Sketch to 3D
Tech demo · 2021
Plenty of people can't draw well, or don't want to spend ages drawing something accurate. So the idea was: scribble a rough doodle, let the model figure out what it's looking at, and hand back a clean 3D version of it. In 2021 this was still an open research problem. The good models mostly spat out point clouds, which you can't really use as assets, and the ones that made actual meshes wanted clean reference images, not a quick scribble. Still not fully solved today, just less embarrassing.
Same trick CLIP uses for text and images, applied to sketches and meshes. Two separate encoders, one for sketches and one for 3D meshes, trained so a doodle and its matching 3D model land at similar coordinates in a shared embedding space. The diagram below shows the mesh autoencoder. The sketch encoder lived in a separate model, with its latents aligned to match.
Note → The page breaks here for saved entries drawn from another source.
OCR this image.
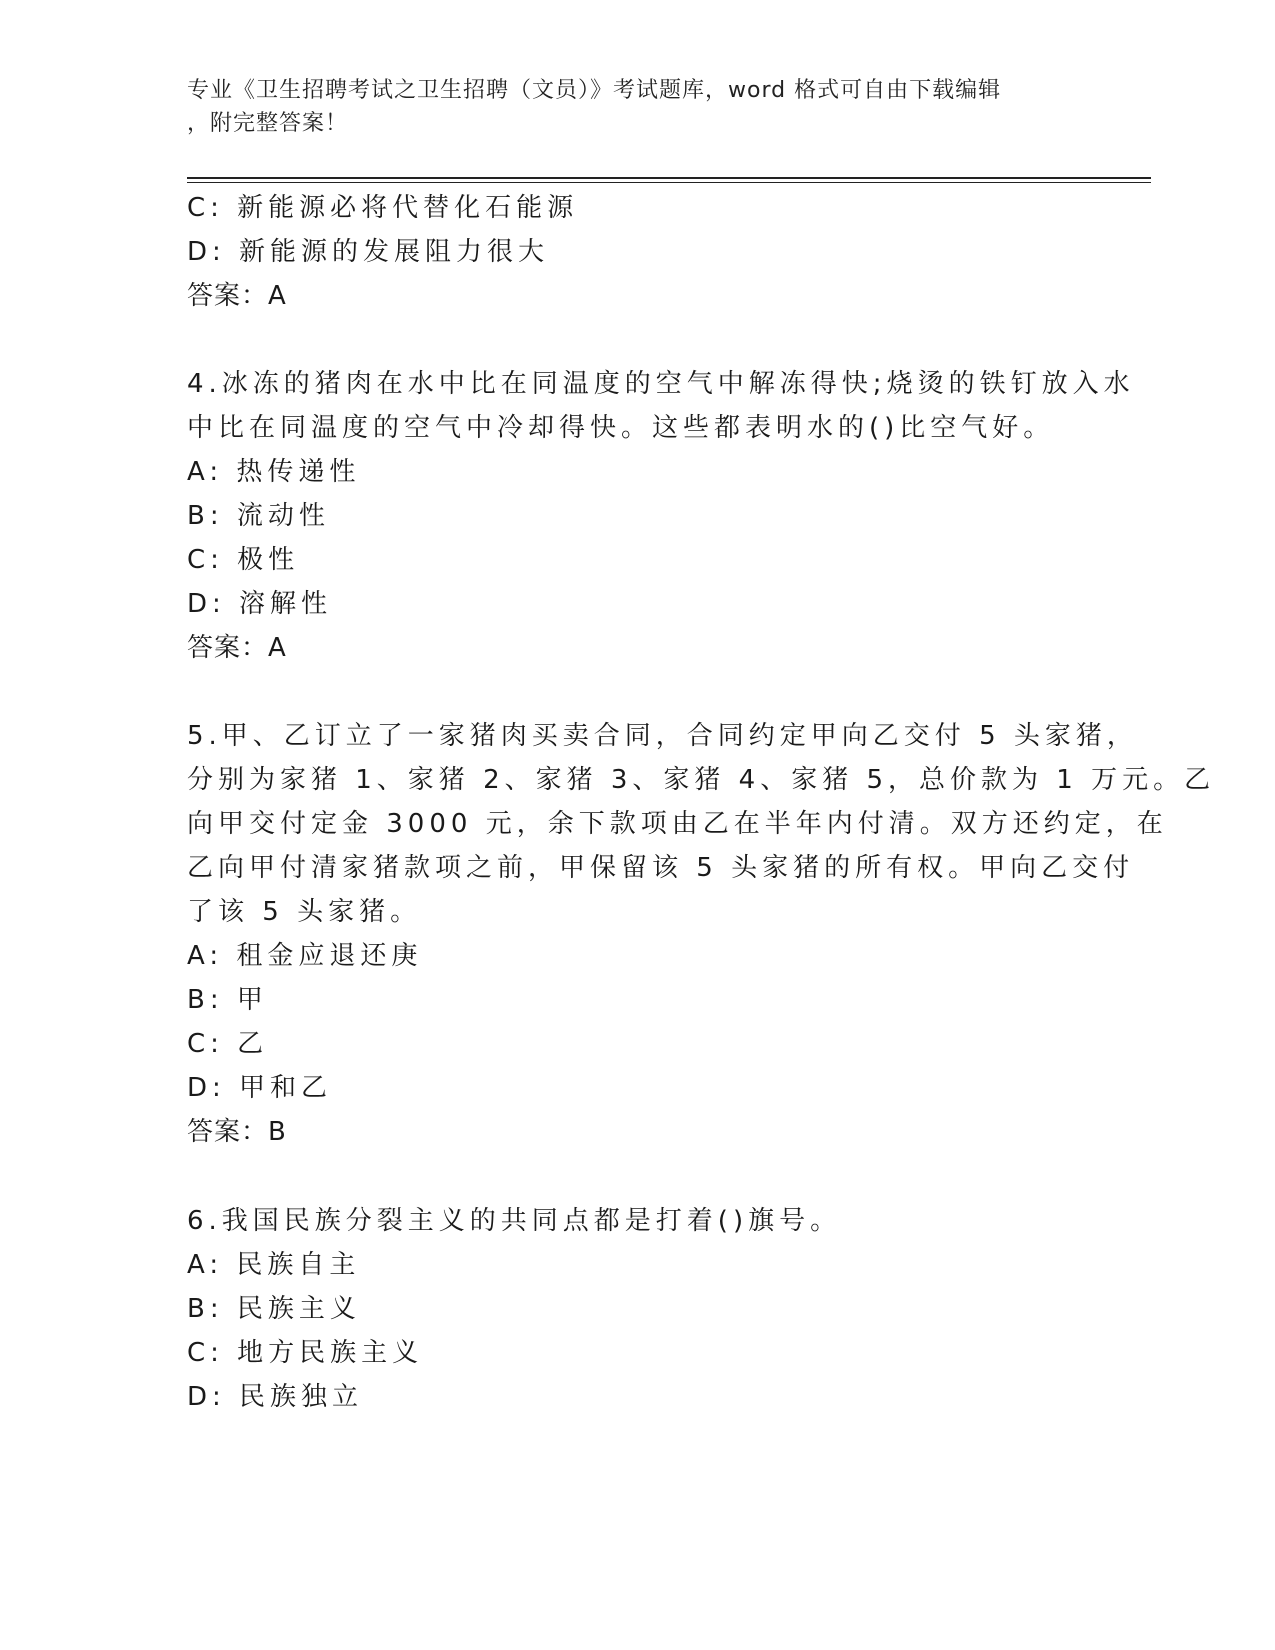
专业《卫生招聘考试之卫生招聘（文员）》考试题库，word 格式可自由下载编辑
，附完整答案！
C: 新能源必将代替化石能源
D: 新能源的发展阻力很大
答案：A
4.冰冻的猪肉在水中比在同温度的空气中解冻得快;烧烫的铁钉放入水
中比在同温度的空气中冷却得快。这些都表明水的()比空气好。
A: 热传递性
B: 流动性
C: 极性
D: 溶解性
答案：A
5.甲、乙订立了一家猪肉买卖合同，合同约定甲向乙交付 5 头家猪，
分别为家猪 1、家猪 2、家猪 3、家猪 4、家猪 5，总价款为 1 万元。乙
向甲交付定金 3000 元，余下款项由乙在半年内付清。双方还约定，在
乙向甲付清家猪款项之前，甲保留该 5 头家猪的所有权。甲向乙交付
了该 5 头家猪。
A: 租金应退还庚
B: 甲
C: 乙
D: 甲和乙
答案：B
6.我国民族分裂主义的共同点都是打着()旗号。
A: 民族自主
B: 民族主义
C: 地方民族主义
D: 民族独立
The hardest part was the data, not the model. Making arbitrary 3D meshes watertight and genus-zero is genuinely not a solved problem (wasn't then, still kind of isn't). And every mesh needed a paired hand-drawn-looking sketch, because no real user gives you a clean reference. Heuristics carried both ends. They kinda worked. Good enough to train on.
Always meant as a tech demo, not a product. A non-technical person doodles something and gets a family of 3D assets back in under two minutes. Sharp enough to help raise $3M.